Das Buch selbst spielt während Simons Abschlussjahr an der Zauberschule. Nachdem er auf dem Hinweg bereits von einem Kobold gekidnappt wurde, hat sein Jahr nicht gerade toll angefangen und dann taucht auch noch sein Mitbewohner und Erzfeind Baz (kurz für Tyrannus Basilton Grimm-Pitch) nicht auf. Mit Agatha läuft es nicht so gut, weil Simon sie und Baz vor den Sommerferien zusammen im Wald entdeckt hatte und der Direktor der Schule will ihn am Liebsten ganz aus Watford wegbringen, weil er dort angeblich nicht mehr sicher ist. Doch Simon will sich sein letztes Jahr nicht nehmen lassen und so bleibt er in Watford, bis ihm eines Tages ein Geist begegenet - der Geist von Baz Mutter. Und sie stellt ihn vor eine nicht gerade leichte Aufgabe: Baz soll ihren Mörder finden. Das Problem ist nur, dass niemand weiß, wo Baz steckt.

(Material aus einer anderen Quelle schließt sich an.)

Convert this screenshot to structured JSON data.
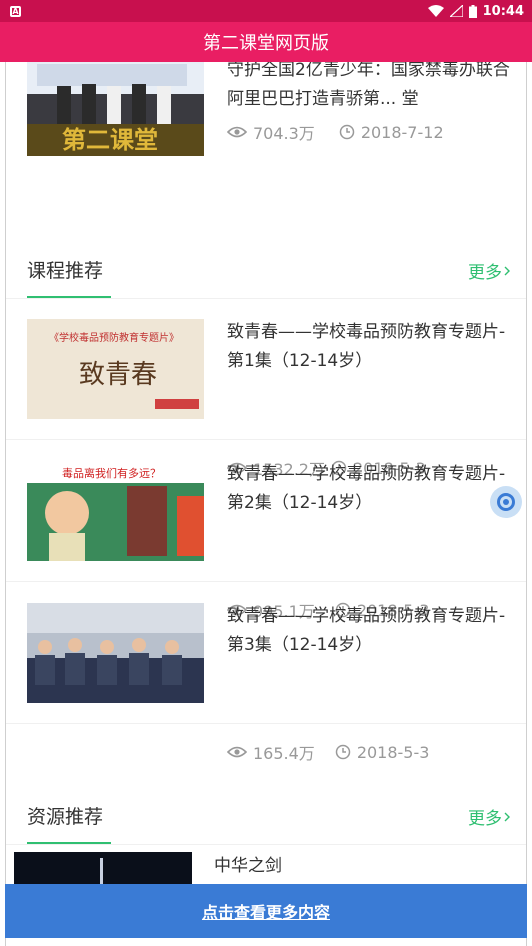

Graphische und rhetorische Gestaltung


Das Cover der deutschen Ausgabe ist, wie ihr oben sehen könnt, unendlich schön geworden. (Womit ich ehrlich gesagt nicht gerechnet hätte. Zwar kommt es nicht an das aktuelle englische Cover heran, das Cover der englischen Erstausgabe übertrifft es jedoch wesentlich.) Besonders gefallen haben mir die Bezüge zu "Fangirl" und den ursprünglichen Simon Snow Roman von Gemma T. Leslie, auch wenn es die gar nicht wirklich gibt. Die sechs weißen Hasen auf der Lehne des Throns sind aus dem sechsten Simon Snow Buch gehüpft, die Wasserwölfe stammen aus Baz Erzählungen und wer "Fangirl" gelesen hat weiß, dass sie ein ähnliches Poster besitzt - nur dass auf diesem Poster Baz anstelle von Simon auf dem Thron sitzt. Die Watford Uniform und Simons Aussehen sind wunderbar getroffen, auch das Schwert sieht sehr cool aus und der Hintergrund - ein Sternenhimmel - ruft wunderschöne Erinnerungen wach, nachdem man das Buch gelesen hat. (Seite 261 für alle, die das Buch bereits besitzen, in der Mitte des 48. Kapitels.)

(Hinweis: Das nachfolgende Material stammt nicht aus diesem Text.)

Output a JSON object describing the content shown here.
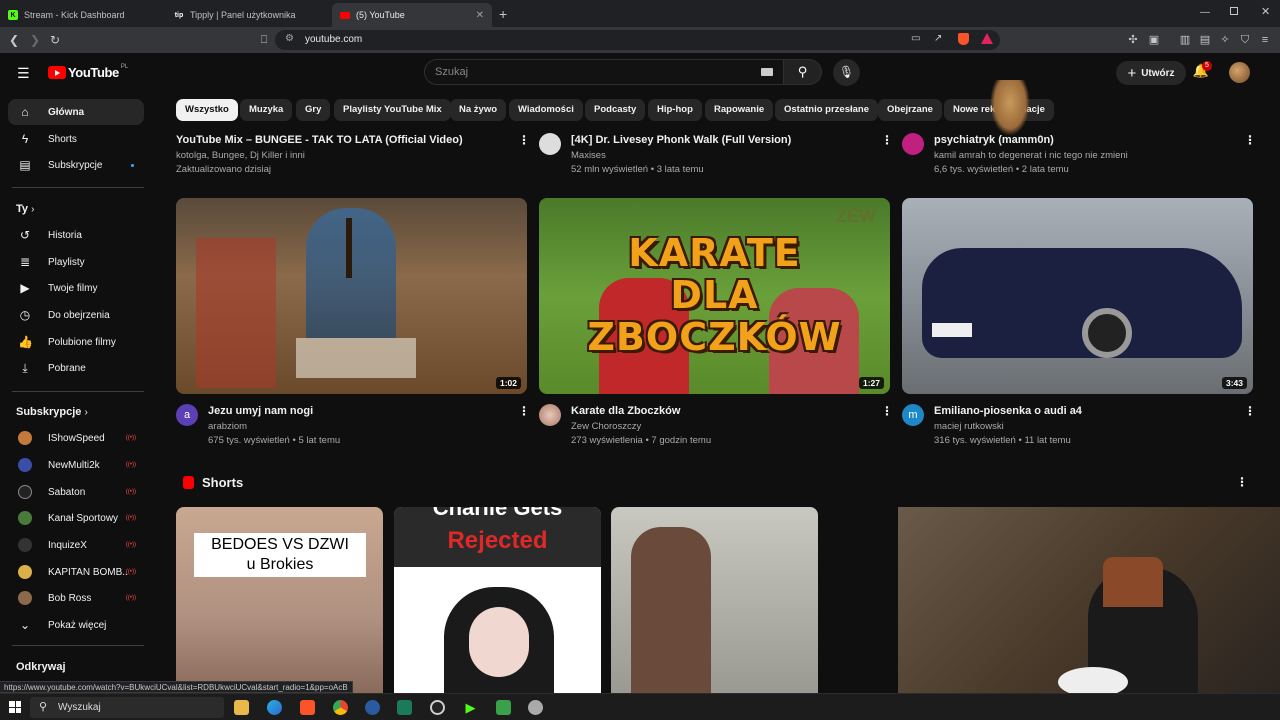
{
  "browser": {
    "tabs": [
      {
        "title": "Stream - Kick Dashboard",
        "favicon": "K",
        "color": "#53fc18"
      },
      {
        "title": "Tipply | Panel użytkownika",
        "favicon": "tip",
        "color": "#ffffff"
      },
      {
        "title": "(5) YouTube",
        "favicon": "yt",
        "color": "#ff0000",
        "active": true
      }
    ],
    "url": "youtube.com",
    "status_url": "https://www.youtube.com/watch?v=BUkwciUCval&list=RDBUkwciUCval&start_radio=1&pp=oAcB"
  },
  "masthead": {
    "logo_text": "YouTube",
    "country_code": "PL",
    "search_placeholder": "Szukaj",
    "create_label": "Utwórz",
    "notifications_count": "5"
  },
  "sidebar": {
    "main": [
      {
        "label": "Główna",
        "icon": "home-icon",
        "selected": true
      },
      {
        "label": "Shorts",
        "icon": "shorts-icon"
      },
      {
        "label": "Subskrypcje",
        "icon": "subscriptions-icon",
        "dot": true
      }
    ],
    "you_header": "Ty",
    "you": [
      {
        "label": "Historia",
        "icon": "history-icon"
      },
      {
        "label": "Playlisty",
        "icon": "playlists-icon"
      },
      {
        "label": "Twoje filmy",
        "icon": "your-videos-icon"
      },
      {
        "label": "Do obejrzenia",
        "icon": "watch-later-icon"
      },
      {
        "label": "Polubione filmy",
        "icon": "liked-icon"
      },
      {
        "label": "Pobrane",
        "icon": "download-icon"
      }
    ],
    "subs_header": "Subskrypcje",
    "subs": [
      {
        "label": "IShowSpeed",
        "color": "#c47a3a"
      },
      {
        "label": "NewMulti2k",
        "color": "#3a4ea8"
      },
      {
        "label": "Sabaton",
        "color": "#222222"
      },
      {
        "label": "Kanał Sportowy",
        "color": "#4a7a3a"
      },
      {
        "label": "InquizeX",
        "color": "#333333"
      },
      {
        "label": "KAPITAN BOMB...",
        "color": "#d9b04a"
      },
      {
        "label": "Bob Ross",
        "color": "#8a6a4a"
      }
    ],
    "show_more": "Pokaż więcej",
    "explore_header": "Odkrywaj"
  },
  "chips": [
    "Wszystko",
    "Muzyka",
    "Gry",
    "Playlisty YouTube Mix",
    "Na żywo",
    "Wiadomości",
    "Podcasty",
    "Hip-hop",
    "Rapowanie",
    "Ostatnio przesłane",
    "Obejrzane",
    "Nowe rekomendacje"
  ],
  "top_row": [
    {
      "title": "YouTube Mix – BUNGEE - TAK TO LATA (Official Video)",
      "channel": "kotolga, Bungee, Dj Killer i inni",
      "stats": "Zaktualizowano dzisiaj"
    },
    {
      "title": "[4K] Dr. Livesey Phonk Walk (Full Version)",
      "channel": "Maxises",
      "stats": "52 mln wyświetleń • 3 lata temu"
    },
    {
      "title": "psychiatryk (mamm0n)",
      "channel": "kamil amrah to degenerat i nic tego nie zmieni",
      "stats": "6,6 tys. wyświetleń • 2 lata temu"
    }
  ],
  "videos": [
    {
      "title": "Jezu umyj nam nogi",
      "channel": "arabziom",
      "stats": "675 tys. wyświetleń • 5 lat temu",
      "duration": "1:02",
      "avatar": "a",
      "avatar_color": "#5b3fb5"
    },
    {
      "title": "Karate dla Zboczków",
      "channel": "Zew Choroszczy",
      "stats": "273 wyświetlenia • 7 godzin temu",
      "duration": "1:27",
      "thumb_text": [
        "KARATE",
        "DLA",
        "ZBOCZKÓW"
      ],
      "watermark": "ZEW"
    },
    {
      "title": "Emiliano-piosenka o audi a4",
      "channel": "maciej rutkowski",
      "stats": "316 tys. wyświetleń • 11 lat temu",
      "duration": "3:43",
      "avatar": "m",
      "avatar_color": "#1e88c7"
    }
  ],
  "shorts": {
    "header": "Shorts",
    "items": [
      {
        "text_line1": "BEDOES VS DZWI",
        "text_line2": "u Brokies"
      },
      {
        "text_line1": "Charlie Gets",
        "text_line2": "Rejected"
      },
      {},
      {}
    ]
  },
  "taskbar": {
    "search_label": "Wyszukaj"
  }
}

Der Schreibstil ist typisch Rowell - unterhaltsam, oft sehr lustig aber auch emotional und viel auf Unterhaltungen basiert. Die Charaktere reden so, wie ihnen der Mund gewachsen ist - Fluchen, Schimpfen und sprechen das aus, was sie denken. Wer schon einmal eins von Rainbow Rowells Büchern gelesen hat, der wird wissen, dass man sich bereits nach den ersten paar Seiten so fühlt, als ob man alles zusammen mit den Charakteren erleben würde.


Rhetorisch macht das Buch so einiges her, doch um mehr dazu sagen zu können ist eine Erklärung der magischen Welt von Simon Snow notwendig: Dort gibt es nämlich nicht festgelegte Zaubersprüche. Stattdessen werden Redewendungen und häufig gesagte Sätze zu Zaubersprüchen und können, wenn sie nicht mehr oft verwendet werden, auch ihre magische Kraft verlieren. Solche Zaubersprüche können natürlich auch Liedtexte und Gedichte sein, je nachdem, wie beliebt sie sind und so wird es keinen Wundern, dass man sich manchmal nicht ganz sicher ist, ob gerade gezaubert wurde oder nicht. Wenn allerdings ganze Gedichte in eine Beschwörungsformel umgewandelt werden, ist das absolut beeindruckend und lässt einen hinterfragen, wozu Worte noch fähig sein können. (Meine absolute Lieblingsszene dazu beginnt auf Seite 238 im 44. Kapitel.)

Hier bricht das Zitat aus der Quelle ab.